Introducing the Retail Distribution Review

financial-advisorThe full implementation of the much-anticipated Retail Distribution Review (RDR) paper, released by the Financial Services Board (FSB), is expected in mid 2016, and the FSB has been collating comments from industry since the paper’s release.

The study was built on the foundation of the (Financial Advisory and Intermediary Services) FAIS Act, which promoted greater industry professionalism, and is informed by Treating Customers Fairly (TCF).  The aim is to reduce the negative associations customers have about the financial advice process and have greater transparency all round.  Customers need to know what’s on offer and trust the advice process is about serving their needs, not just the industry and its representatives.

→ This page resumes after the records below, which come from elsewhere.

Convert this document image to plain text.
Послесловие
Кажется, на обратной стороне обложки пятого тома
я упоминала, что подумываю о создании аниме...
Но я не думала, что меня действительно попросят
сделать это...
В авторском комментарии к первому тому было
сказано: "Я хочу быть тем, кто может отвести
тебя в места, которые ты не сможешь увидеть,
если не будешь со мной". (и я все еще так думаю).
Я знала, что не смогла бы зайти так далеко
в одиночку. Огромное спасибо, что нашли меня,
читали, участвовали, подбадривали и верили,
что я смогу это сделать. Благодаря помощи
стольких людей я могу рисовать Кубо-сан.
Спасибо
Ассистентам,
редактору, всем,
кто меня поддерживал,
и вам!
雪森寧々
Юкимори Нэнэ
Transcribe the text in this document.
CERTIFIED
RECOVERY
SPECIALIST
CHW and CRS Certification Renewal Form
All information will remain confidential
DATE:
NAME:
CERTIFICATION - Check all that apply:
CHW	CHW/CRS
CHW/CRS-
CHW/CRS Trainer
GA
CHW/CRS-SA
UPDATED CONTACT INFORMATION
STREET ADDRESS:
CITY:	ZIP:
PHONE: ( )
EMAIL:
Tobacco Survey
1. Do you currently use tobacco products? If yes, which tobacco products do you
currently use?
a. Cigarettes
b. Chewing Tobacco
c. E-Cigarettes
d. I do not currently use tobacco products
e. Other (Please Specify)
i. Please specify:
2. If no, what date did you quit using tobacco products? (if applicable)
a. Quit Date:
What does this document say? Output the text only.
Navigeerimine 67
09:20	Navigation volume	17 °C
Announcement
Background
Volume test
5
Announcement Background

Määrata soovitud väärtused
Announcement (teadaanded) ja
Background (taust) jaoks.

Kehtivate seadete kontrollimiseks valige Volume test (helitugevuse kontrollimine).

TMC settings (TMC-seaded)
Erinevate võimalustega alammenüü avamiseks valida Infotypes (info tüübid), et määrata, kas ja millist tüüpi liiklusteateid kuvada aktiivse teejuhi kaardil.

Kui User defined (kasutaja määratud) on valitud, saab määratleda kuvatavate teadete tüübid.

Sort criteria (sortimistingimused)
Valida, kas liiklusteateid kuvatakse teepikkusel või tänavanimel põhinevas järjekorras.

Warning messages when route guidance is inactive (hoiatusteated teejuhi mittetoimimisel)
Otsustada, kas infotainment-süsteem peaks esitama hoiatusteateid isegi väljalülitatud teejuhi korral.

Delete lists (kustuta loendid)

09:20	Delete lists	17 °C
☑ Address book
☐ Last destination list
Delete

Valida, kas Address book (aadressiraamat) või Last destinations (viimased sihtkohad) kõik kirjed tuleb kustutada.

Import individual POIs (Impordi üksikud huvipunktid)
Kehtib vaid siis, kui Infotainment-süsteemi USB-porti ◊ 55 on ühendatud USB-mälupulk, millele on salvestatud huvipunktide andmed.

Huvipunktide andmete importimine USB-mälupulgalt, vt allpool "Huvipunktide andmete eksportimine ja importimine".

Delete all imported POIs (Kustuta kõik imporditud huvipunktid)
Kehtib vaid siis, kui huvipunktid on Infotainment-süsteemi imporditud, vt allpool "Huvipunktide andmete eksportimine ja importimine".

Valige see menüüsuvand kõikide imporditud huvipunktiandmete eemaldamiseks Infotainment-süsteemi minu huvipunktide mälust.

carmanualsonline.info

The structural changes the paper proposes will mean significant changes to many business models.  Some of the proposals, such as those relating to intermediary/product supplier relationship, will come into effect at the implementation date. In other areas, the financial services industry will be transitioning to the new model.

What will the impact of the RDR be?  Below are some of the main proposals for structural changes in the financial services industry:

Types of services provided by intermediaries

Regulation proposed here chiefly concerns defining who can offer financial advice which will be defined in three categories:

  1. Financial planning
  2. Upfront product advice
  3. Ongoing product advice.

For offering products without advice, only simple products will be allowed to be sold according to set standards.

Standards will also be set for ongoing product servicing, product aggregation, comparison services and lead generation.  Only qualified intermediaries can collect insurance premiums and customers need to be informed to make proper comparisons of products available.

Relationships between product suppliers and intermediaries

The proposals call for transparency, so customers know the relationship of intermediaries to product suppliers.  Advisers need to be defined clearly as either independent financial advisers, multi-tied advisers or tied advisers.  “Juristic representatives” can no longer offer financial advice.

To limit conflicts of interest, outsourcing product supplier functions to financial advisers won’t be allowed, other than in instances of specific, regulated functions.  There will be reviews of relationships between product suppliers and intermediaries to assess any conflicts of interest.

Intermediary remuneration

The focus here is on fairness:  Any remuneration must be commensurate with the services rendered and ongoing fees may only be charged if advice is ongoing.  An intermediary cannot charge a customer twice for the same service and all payments need to be explicitly agreed to and understood by the customer.

Standards will be set for financial planning fees, both upfront and ongoing.  For life-risk policies, 50% of remuneration may be paid upfront as a sales commission and 50% payable on an as-and-when basis. Maximum insurance binder fees will be set, and the cap for credit life group schemes has been lowered to 7.5% (from 22.5%).

General standards will ensure that no product suppliers offer financial interest to intermediaries unless it is made allowance for within the new regulatory framework.

Going forward

There has been much speculation on how the industry will adapt to these changes, especially in light of similar overseas examples. Overall, the reforms are meant to strengthen the sustainability of the financial services industry and make the role of financial services more ethical.

These are interesting times in which we need to adapt, upskill, be transparent and communicate clearly with the regulators and our customers.